Grazia a Nicole Minetti, la Procura generale di Milano conferma il parere favorevole. E’ la fine di un cortocircuito finito perfino a lambire il Colle: la Procura generale di Milano non ha individuato elementi tali da modificare il parere favorevole che aveva portato alla grazia per Nicole Minetti.

L’atto di clemenza firmato dal presidente della Repubblica

L’attenzione del Quirinale si era concentrata su quanto “rivelato” da Il Fatto Quotidiano. Nel mirino erano finiti il presunto cambiamento di vita dell’ex consigliera regionale lombarda e l’esistenza di feste organizzate all’estero che avrebbero potuto mettere in discussione il quadro presentato durante l’istruttoria.

Per fare chiarezza, la Procura generale di Milano ha disposto ulteriori accertamenti, attivando anche canali internazionali attraverso l’Interpol. Gli approfondimenti hanno riguardato sia la situazione familiare di Minetti sia le circostanze emerse dalle recenti ricostruzioni giornalistiche.

Il parere della Procura generale sulla grazia a Minetti

Dalle informazioni disponibili emerge che i riscontri ottenuti non hanno portato alla scoperta di fatti nuovi in grado di ribaltare il giudizio espresso nei mesi precedenti.

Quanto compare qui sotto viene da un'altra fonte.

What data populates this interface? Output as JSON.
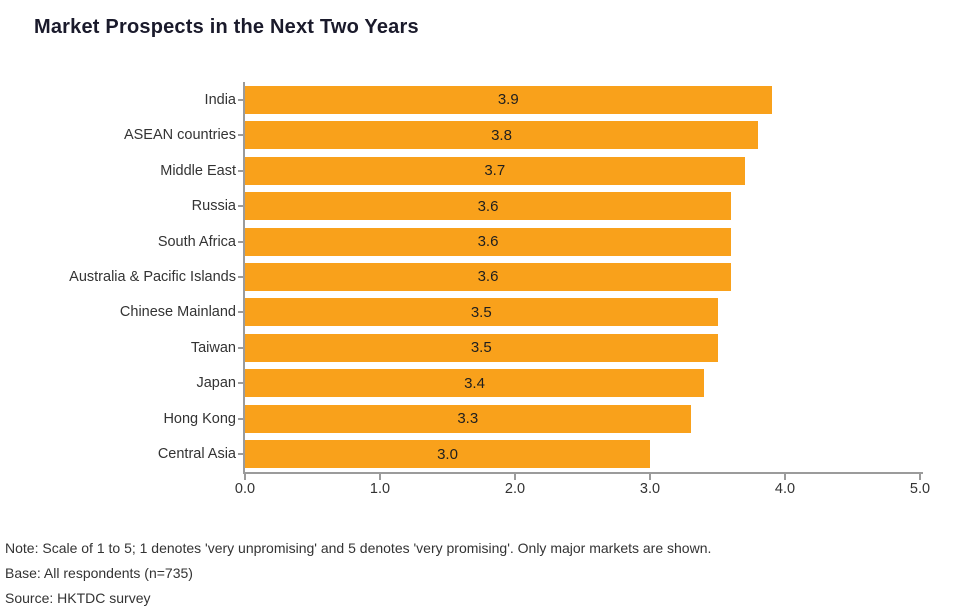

Gli investigatori ritengono infatti che gli elementi raccolti confermino sostanzialmente il quadro già esaminato durante la procedura che aveva condotto alla concessione della grazia.

Particolare attenzione è stata dedicata alle accuse relative a presunti festini organizzati nella proprietà uruguaiana riconducibile all’entourage della coppia Minetti-Cipriani. Tuttavia, le verifiche non hanno accertato l’esistenza di attività illecite o di episodi che possano essere considerati incompatibili con la valutazione positiva espressa dalla Procura generale.

Allo stato attuale, insomma, non risultano motivi per modificare il parere favorevole già espresso sulla grazia concessa a Nicole Minetti. Si sgonfia il caso alimentato dal quotidiano diretto da Marco Travaglio.